Here are a few scenarios to hopefully help:
Lab receives fresh tissue: below is the order
From mohs req: pt with BCNS and since last visit developed an large painful new tumor, biopsy done today and frozen section diag is BCC. Submitted for: confirmation of diagnosis
Or another patients note:
Orig bx equivocal diag with differential BCC vs poorly differentiated SCC, mohs was done today and BCC was seen, the debulk and stage 1 specimen are submitted in one block to assist with confirming the BCC diagnosis.
What does the Dermpath lab bill for the reading?? 88305..is it an 88323? Neither? All we have is the order like examples above.
Thank you for any and all guidance you may provide
SuperCoder Answered Tue 12th of March, 2013 12:38:28 PM
You need to consider the following four items to answer your question:
1. You cannot use the outside consultation codes such as 88323 (Consultation and report on referred material requiring preparation of slides), which you asked about. Because you stated that the Mohs surgeon is part of your department, using the codes for consultation on referred slides or material (88321-88325) would not be appropriate under any circumstances.

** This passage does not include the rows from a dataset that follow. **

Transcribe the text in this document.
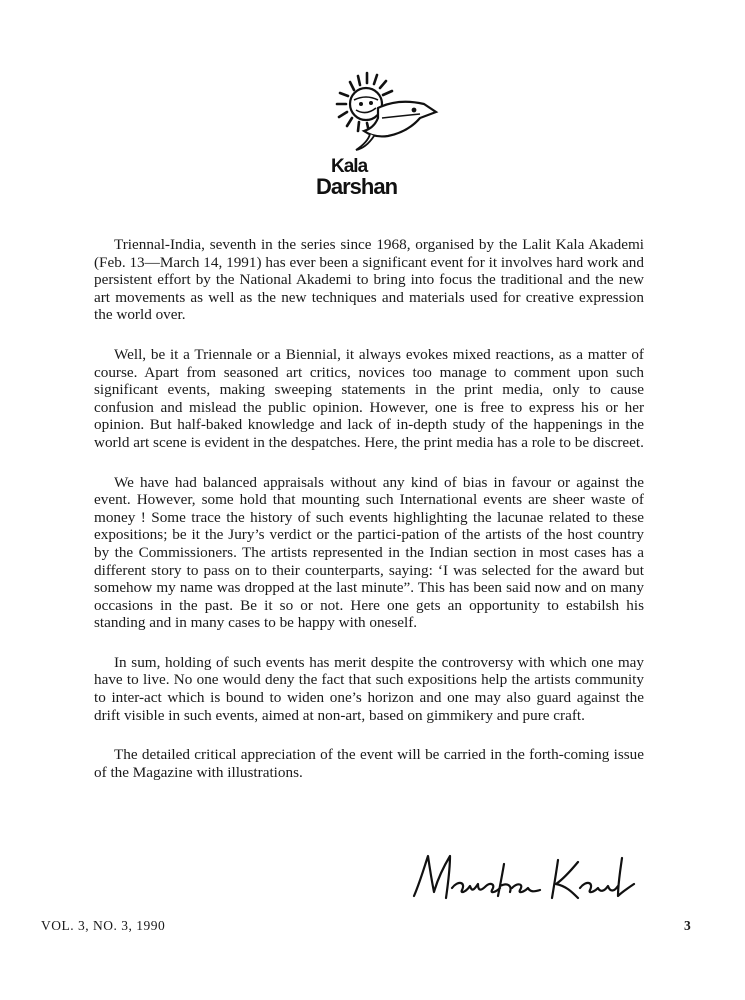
Kala
Darshan

Triennal-India, seventh in the series since 1968, organised by the Lalit Kala Akademi (Feb. 13—March 14, 1991) has ever been a significant event for it involves hard work and persistent effort by the National Akademi to bring into focus the traditional and the new art movements as well as the new techniques and materials used for creative expression the world over.

Well, be it a Triennale or a Biennial, it always evokes mixed reactions, as a matter of course. Apart from seasoned art critics, novices too manage to comment upon such significant events, making sweeping statements in the print media, only to cause confusion and mislead the public opinion. However, one is free to express his or her opinion. But half-baked knowledge and lack of in-depth study of the happenings in the world art scene is evident in the despatches. Here, the print media has a role to be discreet.

We have had balanced appraisals without any kind of bias in favour or against the event. However, some hold that mounting such International events are sheer waste of money ! Some trace the history of such events highlighting the lacunae related to these expositions; be it the Jury’s verdict or the partici-pation of the artists of the host country by the Commissioners. The artists represented in the Indian section in most cases has a different story to pass on to their counterparts, saying: ‘I was selected for the award but somehow my name was dropped at the last minute”. This has been said now and on many occasions in the past. Be it so or not. Here one gets an opportunity to estabilsh his standing and in many cases to be happy with oneself.

In sum, holding of such events has merit despite the controversy with which one may have to live. No one would deny the fact that such expositions help the artists community to inter-act which is bound to widen one’s horizon and one may also guard against the drift visible in such events, aimed at non-art, based on gimmikery and pure craft.

The detailed critical appreciation of the event will be carried in the forth-coming issue of the Magazine with illustrations.

VOL. 3, NO. 3, 1990	3
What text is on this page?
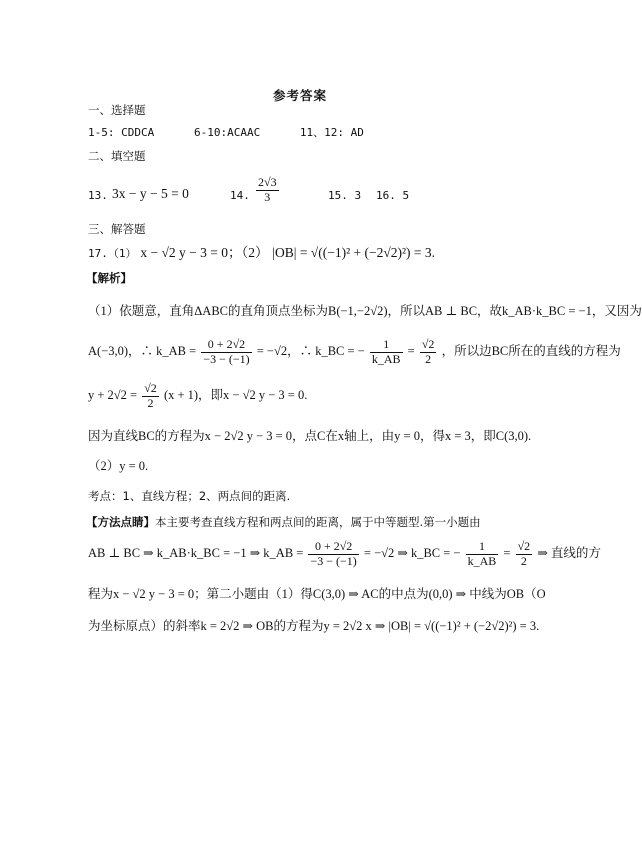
参考答案
一、选择题
1-5: CDDCA      6-10:ACAAC      11、12: AD
二、填空题
13. 3x − y − 5 = 0	14. $\frac{2√3}{3}$	15. 3 16. 5
三、解答题
17.（1） x − √2 y − 3 = 0；（2） |OB| = √((−1)² + (−2√2)²) = 3.
【解析】
（1）依题意，直角ΔABC的直角顶点坐标为B(−1,−2√2)，所以AB ⊥ BC，故k_AB·k_BC = −1，又因为
A(−3,0)，∴ k_AB = $\frac{0 + 2√2}{-3 - (-1)} = -√2$，∴ k_BC = − $\frac{1}{k\_AB} = \frac{√2}{2}$ ，所以边BC所在的直线的方程为
$y + 2√2 = \frac{√2}{2} (x + 1)$，即x − √2 y − 3 = 0.
因为直线BC的方程为x − 2√2 y − 3 = 0，点C在x轴上，由y = 0，得x = 3，即C(3,0).
（2）y = 0.
考点：1、直线方程；2、两点间的距离.
【方法点睛】本主要考查直线方程和两点间的距离，属于中等题型.第一小题由
AB ⊥ BC ⇒ k_AB·k_BC = −1 ⇒ k_AB = $\frac{0 + 2√2}{-3 - (-1)} = -√2$ ⇒ k_BC = − $\frac{1}{k\_AB} = \frac{√2}{2}$ ⇒ 直线的方
程为x − √2 y − 3 = 0；第二小题由（1）得C(3,0) ⇒ AC的中点为(0,0) ⇒ 中线为OB（O
为坐标原点）的斜率k = 2√2 ⇒ OB的方程为y = 2√2 x ⇒ |OB| = √((−1)² + (−2√2)²) = 3.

2. The surgeon should use the Mohs codes 17311-+17315 (Mohs micrographic technique, including removal of all gross tumor, surgical excision of tissue specimens, mapping, color coding of specimens, microscopic examination of specimens by the surgeon, and histopathologic preparation including routine stain[s] [e.g., hematoxylin and eosin, toluidine blue] …) only when he acts as both the surgeon and the pathologist. Based on your description of the situation, the surgeon would be using his own lab in those cases, and the service would not involve your lab billing anything.
3. If the surgeon removes tissue and sends it to your lab, he should bill lesion excision (such as 11643, Excision, malignant lesion including margins, face, ears, eyelids, nose, lips; excised diameter 2.1 to 3.0 cm) not Mohs. And you should bill the appropriate surgical pathology code such as 88305 (Level IV - Surgical pathology, gross and microscopic examination, Skin, other than cyst/tag/debridement/plastic repair) or 88331 (Pathology consultation during surgery; first tissue block, with frozen section[s], single specimen).

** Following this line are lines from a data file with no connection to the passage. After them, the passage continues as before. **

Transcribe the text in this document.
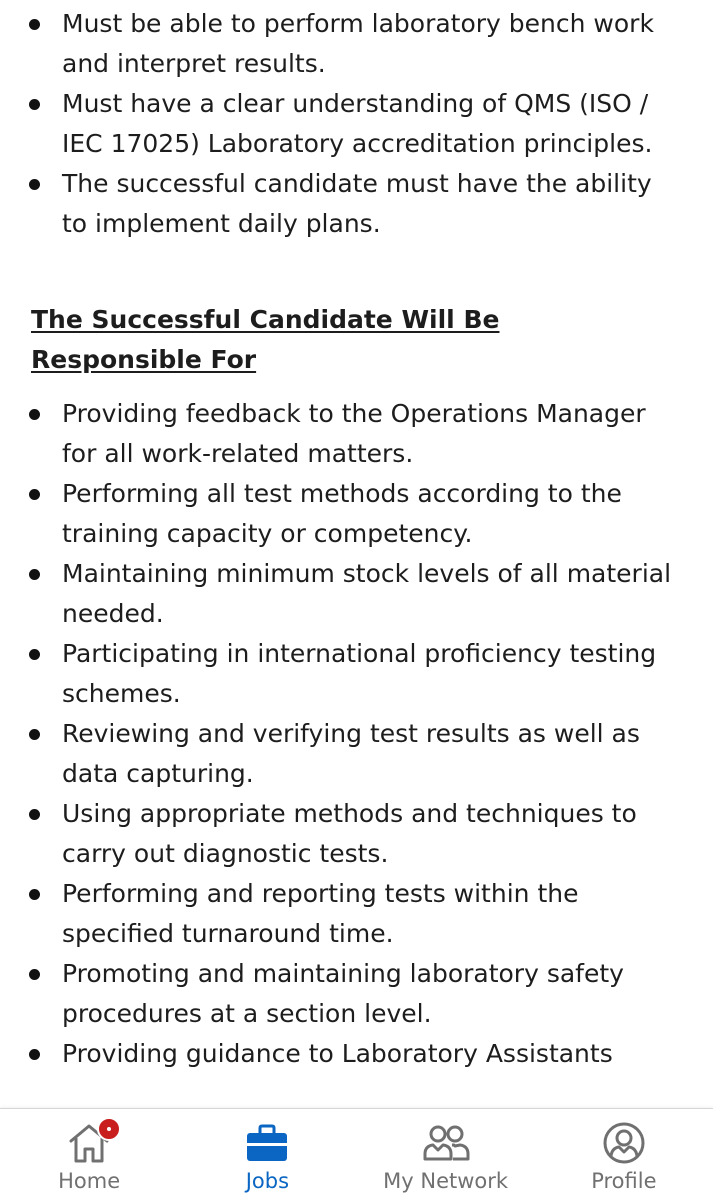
Must be able to perform laboratory bench work and interpret results.
Must have a clear understanding of QMS (ISO / IEC 17025) Laboratory accreditation principles.
The successful candidate must have the ability to implement daily plans.
The Successful Candidate Will Be Responsible For
Providing feedback to the Operations Manager for all work-related matters.
Performing all test methods according to the training capacity or competency.
Maintaining minimum stock levels of all material needed.
Participating in international proficiency testing schemes.
Reviewing and verifying test results as well as data capturing.
Using appropriate methods and techniques to carry out diagnostic tests.
Performing and reporting tests within the specified turnaround time.
Promoting and maintaining laboratory safety procedures at a section level.
Providing guidance to Laboratory Assistants
Home	Jobs	My Network	Profile
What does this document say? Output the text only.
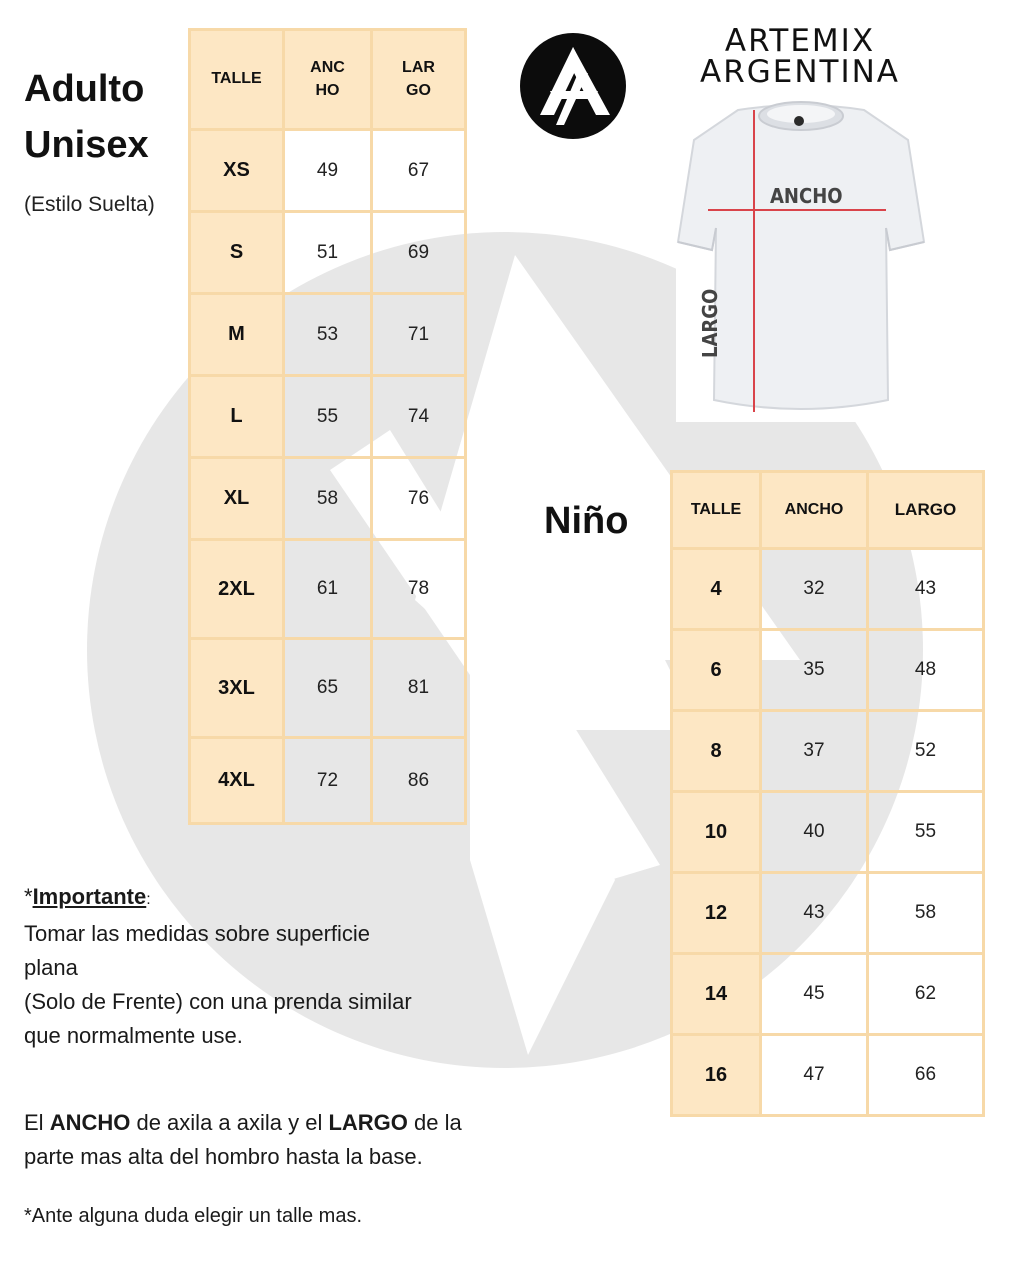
Adulto
Unisex
(Estilo Suelta)
TALLE	ANCHO	LARGO
XS	49	67
S	51	69
M	53	71
L	55	74
XL	58	76
2XL	61	78
3XL	65	81
4XL	72	86
ARTEMIX
ARGENTINA
ANCHO
LARGO
Niño	TALLE	ANCHO	LARGO
4	32	43
6	35	48
8	37	52
10	40	55
12	43	58
14	45	62
16	47	66
*Importante:
Tomar las medidas sobre superficie
plana
(Solo de Frente) con una prenda similar
que normalmente use.
El ANCHO de axila a axila y el LARGO de la
parte mas alta del hombro hasta la base.
*Ante alguna duda elegir un talle mas.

4. If the surgeon performs Mohs and sends your lab part of the excised tissue for “confirmation,” you cannot additionally bill a surgical pathology code such as 88305 or 88331. Correct Coding Initiative (CCI) edits are in place to prevent billing both services, which amounts to billing the pathology twice. You can override the edits with modifier 59 (Distinct procedural service) in some circumstances, such as if the surgeon removes a biopsy and requests your diagnosis before performing Mohs. In that case, your 88331 and/or 88305 service is for a biopsy, and the surgeon performs his own pathology on the Mohs excisions.
So in your first example, your lab can bill 88331 and 88305 and the surgeon will bill a biopsy code, because he doesn’t perform Mohs on that date.
In your second example, your lab cannot bill anything, because the surgeon performs the pathology on the Mohs specimen.